Rob Gaddi rgaddi at technologyhighland.invalid
Fri Oct 31 17:40:45 EDT 2014


On Fri, 31 Oct 2014 14:24:11 -0700 (PDT)
sohcahtoa82 at gmail.com wrote:

> On Friday, October 31, 2014 1:51:23 PM UTC-7, Chris Angelico wrote:
> > On Sat, Nov 1, 2014 at 4:43 AM, Rob Gaddi
> > <rgaddi at technologyhighland.invalid> wrote:
> > > Define a Square class, subclassed from Rectangle.  Use getters/setters
> > > to enforce that the length and width must be equal.  Confirm that
> > > length and width remain locked, and that perimeter() and area() work
> > > correctly.
> > 
> > Here we go again...
> > 
> > http://en.wikipedia.org/wiki/Circle-ellipse_problem
> > 
> > Square and Rectangle are just as "obviously" the other way around in
> > the hierarchy, and it's wrong whichever way you do it.

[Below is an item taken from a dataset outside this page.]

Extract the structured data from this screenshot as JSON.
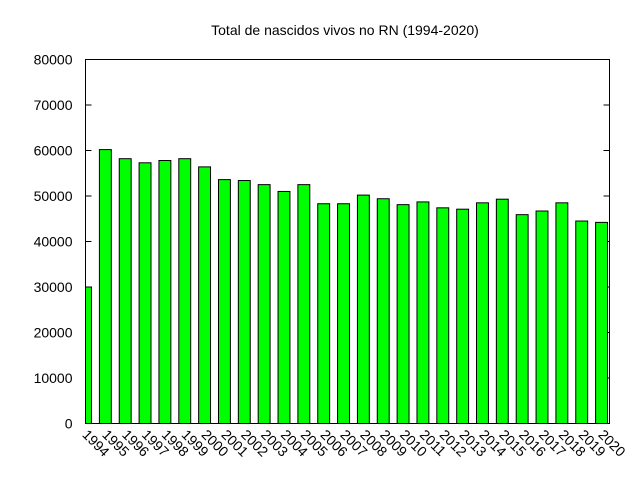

Not a good
> > example.
> > 
> > ChrisA
> 
> I've never heard of the Circle-Ellipse problem, and my first instinct to Rob's post was to ask, why would you want to sub-class Rectangle into a Square class?  A square is just a special case of a Rectangle.  Attempting that kind of sub-classing would just cause problems.  The only thing you gain is a slight optimization in calculating perimeter by turning two multiplications and an addition into a single multiplication which really wouldn't have an effect on performance unless you were doing that calculation millions of times per second.

As a practical tool?  Entirely and completely useless, no doubt
about it.  But it's easily understood as an example, even if the reason
that a Square is a subclass of Rectangle is "because I said so".

For this specific exercise, a Square is a subclass of Rectangle because
the point of Rectangle is to demonstrate that extraneous get/set
functions are completely unnecessary in Python.  The point of
Square is to demonstrate that get/set functions can be useful in
certain circumstances where you need to implement non-trivial behaviors,
such as making the "width" property into an alias for the "length" true
data member.

As a learning tool for thinking about inheritance hierarchies it's kind
of rubbish.  But then again, most inheritance hierarchies are ambigious
at best, which is why "has a" is often a better choice than "is a".

-- 
Rob Gaddi, Highland Technology -- www.highlandtechnology.com
Email address domain is currently out of order.  See above to fix.